Segundo o produtor do longa, Álvaro de Carvalho Neto, o que provavelmente mais atrasou a realização do projeto foi o fato de o diretor fazer questão de rodar todo o filme em Santa Maria, cidade onde morava. No Brasil, ninguém nunca havia feito cinema independente exclusivamente no Interior, longe dos grandes centros produtores. Além disso, o breve currículo como cineasta de Sérgio de Assis Brasil dificultava a aprovação do projeto nas Leis de Incentivo à Cultura.
Somente em 2002, com a entrada de Carvalho Neto na produção e a formação de nova equipe, é que Manhã Transfigurada começou a ser rodado. As gravações se estenderam por mais de um ano, tempo demais mesmo para um longa-metragem. Em 2004, Sérgio conseguiu editar uma primeira versão do filme, o que permitiu a captação de recursos para a pós-produção.
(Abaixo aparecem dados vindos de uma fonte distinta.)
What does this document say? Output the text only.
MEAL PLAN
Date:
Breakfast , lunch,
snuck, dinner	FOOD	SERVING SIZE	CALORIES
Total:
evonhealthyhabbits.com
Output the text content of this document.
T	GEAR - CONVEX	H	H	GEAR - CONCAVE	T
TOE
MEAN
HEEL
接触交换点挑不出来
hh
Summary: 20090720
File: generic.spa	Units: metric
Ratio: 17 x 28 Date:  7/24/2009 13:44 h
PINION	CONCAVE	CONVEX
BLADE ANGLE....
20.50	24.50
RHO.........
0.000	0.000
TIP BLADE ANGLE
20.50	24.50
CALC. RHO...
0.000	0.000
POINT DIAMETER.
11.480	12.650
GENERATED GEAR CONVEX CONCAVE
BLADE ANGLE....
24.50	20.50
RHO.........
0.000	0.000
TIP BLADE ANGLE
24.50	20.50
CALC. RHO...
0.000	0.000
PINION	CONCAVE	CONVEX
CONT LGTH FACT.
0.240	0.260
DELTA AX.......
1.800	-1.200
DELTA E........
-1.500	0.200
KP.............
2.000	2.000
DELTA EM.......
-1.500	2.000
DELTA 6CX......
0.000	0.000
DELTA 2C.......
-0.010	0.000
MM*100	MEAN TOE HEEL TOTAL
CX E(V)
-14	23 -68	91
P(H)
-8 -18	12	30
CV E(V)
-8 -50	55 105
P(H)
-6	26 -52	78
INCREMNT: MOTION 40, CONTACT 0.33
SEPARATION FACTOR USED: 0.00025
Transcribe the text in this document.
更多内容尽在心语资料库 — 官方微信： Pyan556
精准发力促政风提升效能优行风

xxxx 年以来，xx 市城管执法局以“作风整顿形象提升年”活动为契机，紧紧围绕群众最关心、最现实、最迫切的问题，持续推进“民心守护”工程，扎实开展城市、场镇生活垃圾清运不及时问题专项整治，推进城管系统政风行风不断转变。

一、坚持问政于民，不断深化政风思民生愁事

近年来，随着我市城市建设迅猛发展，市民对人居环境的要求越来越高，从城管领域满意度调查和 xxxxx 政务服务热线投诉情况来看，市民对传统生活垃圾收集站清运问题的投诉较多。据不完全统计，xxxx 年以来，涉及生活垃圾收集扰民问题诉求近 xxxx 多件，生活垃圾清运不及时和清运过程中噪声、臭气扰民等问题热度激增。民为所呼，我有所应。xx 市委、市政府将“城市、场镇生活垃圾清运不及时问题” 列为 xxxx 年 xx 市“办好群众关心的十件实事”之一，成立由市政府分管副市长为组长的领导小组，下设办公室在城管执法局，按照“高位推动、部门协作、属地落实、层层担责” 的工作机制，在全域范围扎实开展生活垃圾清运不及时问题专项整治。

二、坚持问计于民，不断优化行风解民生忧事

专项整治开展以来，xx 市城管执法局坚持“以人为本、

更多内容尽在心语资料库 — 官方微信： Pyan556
No final do ano passado, o filme teve seu corte final concluído, e então sofreu seu maior baque: o diretor perdeu a luta que travava contra o câncer. Sérgio faleceu no dia 26 de dezembro de 2007.
Por sua trajetória complicada e por ter conseguido tornar Santa Maria uma referência na produção audiovisual gaúcha, Manhã Transfigurada foi selecionado para ser exibido fora de competição no 36º Festival de Cinema de Gramado. Antes da sessão, equipe e elenco agradeceram e dedicaram o filme a Sérgio, seu maior defensor.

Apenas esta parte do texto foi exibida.